When I looked to what Archetypal Psychology had to say about forgiveness — my dissertation topic of inherent and obvious value, or so it seemed to me — I got another shock. Hillman is quick to point out that the gods rarely forgave, and that forgiving is often a forgetting of the very symptoms, pathos, and complexes that connect us to soul. According to Hillman, “Forgiveness of the confusions in which I am submerged, the wounds that give me eyes to see with, the errant and renegade in my behavior, blots out the Gods’ main route of access” (Re-Visioning Psychology, 186).

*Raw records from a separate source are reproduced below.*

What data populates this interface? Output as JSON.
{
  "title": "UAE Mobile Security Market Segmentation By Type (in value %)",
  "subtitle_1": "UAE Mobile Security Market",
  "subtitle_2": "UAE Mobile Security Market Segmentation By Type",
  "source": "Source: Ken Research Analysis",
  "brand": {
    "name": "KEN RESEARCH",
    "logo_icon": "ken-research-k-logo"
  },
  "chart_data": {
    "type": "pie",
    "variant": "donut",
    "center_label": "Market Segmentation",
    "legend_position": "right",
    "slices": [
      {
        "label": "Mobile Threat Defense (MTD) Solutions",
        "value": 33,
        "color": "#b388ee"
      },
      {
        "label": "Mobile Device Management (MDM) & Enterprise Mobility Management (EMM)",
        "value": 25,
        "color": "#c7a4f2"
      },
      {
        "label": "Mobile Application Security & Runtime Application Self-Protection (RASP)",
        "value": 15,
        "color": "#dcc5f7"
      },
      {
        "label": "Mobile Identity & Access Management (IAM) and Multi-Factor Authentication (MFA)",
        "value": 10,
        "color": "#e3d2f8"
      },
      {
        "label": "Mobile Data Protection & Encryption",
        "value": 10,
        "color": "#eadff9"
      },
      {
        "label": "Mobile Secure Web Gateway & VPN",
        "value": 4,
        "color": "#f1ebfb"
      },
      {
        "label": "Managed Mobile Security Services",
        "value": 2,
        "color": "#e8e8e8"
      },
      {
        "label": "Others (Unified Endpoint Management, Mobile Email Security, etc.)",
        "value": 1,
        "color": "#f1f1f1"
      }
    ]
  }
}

Indeed, rather than wish away our darkness, our shadow, we must bear it. In fact, Hillman says, “The cure of the shadow is a problem of love” (“The Cure of the Shadow” in Zweig & Abrams’ Meeting the Shadow, 242). He asks, “How far can our love extend to the broken and ruined parts of ourselves, the disgusting and perverse? How much charity and compassion have we for our own weakness and sickness?” The ego must learn to give way, to “listen,” “serve,” and “discover an ability to love even the least of these traits” (242). To me, Hillman is here offering a moving and powerful description of what it means to forgive oneself.
Thank you, Dr. Hillman, for teaching me to think for myself, for introducing me to the numinous beauty of a world en-souled, and for showing me what it means to forgive. I am and will forever be grateful.